Universities like ours offer excellent facilities like the HPCs supplied by CICS, yet the reality is that many students and young researchers may have never used a Unix based system, let alone a parallel system.
The book I wrote, “first steps in scientific programmings” aims at facilitating the passage through the learning curve by providing tips based on years of experience and my interaction with students and brilliant young researchers who did not have the opportunity to learn anywhere else the challenges which programming in a scientific environment involve.
I will briefly describe the points which I think are more important to emphasise, points which I’ve confirmed as important by interacting with other experienced researchers at the U. of Sheffield, who are trying to provide support for the people starting in this field.

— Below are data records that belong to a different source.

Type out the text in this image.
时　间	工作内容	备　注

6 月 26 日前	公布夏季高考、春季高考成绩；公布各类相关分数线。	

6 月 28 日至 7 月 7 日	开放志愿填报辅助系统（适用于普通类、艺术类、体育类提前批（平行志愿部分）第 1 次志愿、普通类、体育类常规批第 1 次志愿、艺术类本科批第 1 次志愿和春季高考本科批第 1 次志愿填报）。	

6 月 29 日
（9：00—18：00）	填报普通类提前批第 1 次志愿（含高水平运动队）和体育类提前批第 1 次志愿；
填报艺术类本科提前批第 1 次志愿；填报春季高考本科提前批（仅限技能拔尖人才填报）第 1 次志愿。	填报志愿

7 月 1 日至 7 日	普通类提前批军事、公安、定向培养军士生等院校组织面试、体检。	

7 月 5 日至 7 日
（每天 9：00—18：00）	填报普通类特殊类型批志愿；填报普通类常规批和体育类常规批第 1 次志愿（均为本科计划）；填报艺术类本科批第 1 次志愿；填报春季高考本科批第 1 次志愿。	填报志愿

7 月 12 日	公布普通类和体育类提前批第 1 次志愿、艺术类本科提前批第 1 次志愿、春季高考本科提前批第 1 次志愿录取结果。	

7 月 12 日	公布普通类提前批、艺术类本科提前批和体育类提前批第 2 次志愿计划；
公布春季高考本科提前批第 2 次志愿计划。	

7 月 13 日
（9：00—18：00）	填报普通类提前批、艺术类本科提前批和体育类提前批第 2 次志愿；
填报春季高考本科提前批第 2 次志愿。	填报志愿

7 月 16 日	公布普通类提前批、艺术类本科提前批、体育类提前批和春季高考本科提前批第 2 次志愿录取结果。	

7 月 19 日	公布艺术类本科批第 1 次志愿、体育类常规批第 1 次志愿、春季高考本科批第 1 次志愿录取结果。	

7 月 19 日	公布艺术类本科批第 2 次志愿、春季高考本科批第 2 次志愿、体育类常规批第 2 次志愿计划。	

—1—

Link for the book: https://sites.google.com/view/fsscientificprogramming/home
Bio: Patricio Ortiz holds a PhD. in astronomy from the University of Toronto, Canada. He has a keen interest in programming as a mean to create tools to help his research when no tools were available. He has taught at the graduate and undergraduate levels in subjects about astronomy, instrumentation, and applied programming. Throughout his career, Patricio has interacted with students at any level as well as post-graduates, helping him identify the most critical subjects needed by young scientists in the physical sciences and usually not covered by current literature. He has worked on projects involving automated super-nova detection systems; detection of fast moving solar system bodies, including Near-Earth objects and he was involved in the Gaia project (European Space Agency) for nearly ten years. Patricio also developed an ontology system used since its conception by the astronomical community to identify equivalent quantities. He also worked on an Earth Observation project, which gave him the opportunity to work extensively with high-performance computers, leading to his development of an automated task submission system which significantly decreases the execution time of data reduction of extended missions.
Patricio now works as a Research Software Engineer at the Department of Automatic Control and Systems Engineering at the University of Sheffield. He uses C, Fortran, Python, Java and Perl as his main toolkits, and as a pragmatic person, he uses the language which suits a problem best. Amongst his interests are: scientific data visualisation as a discovery tool, photography and (human) languages.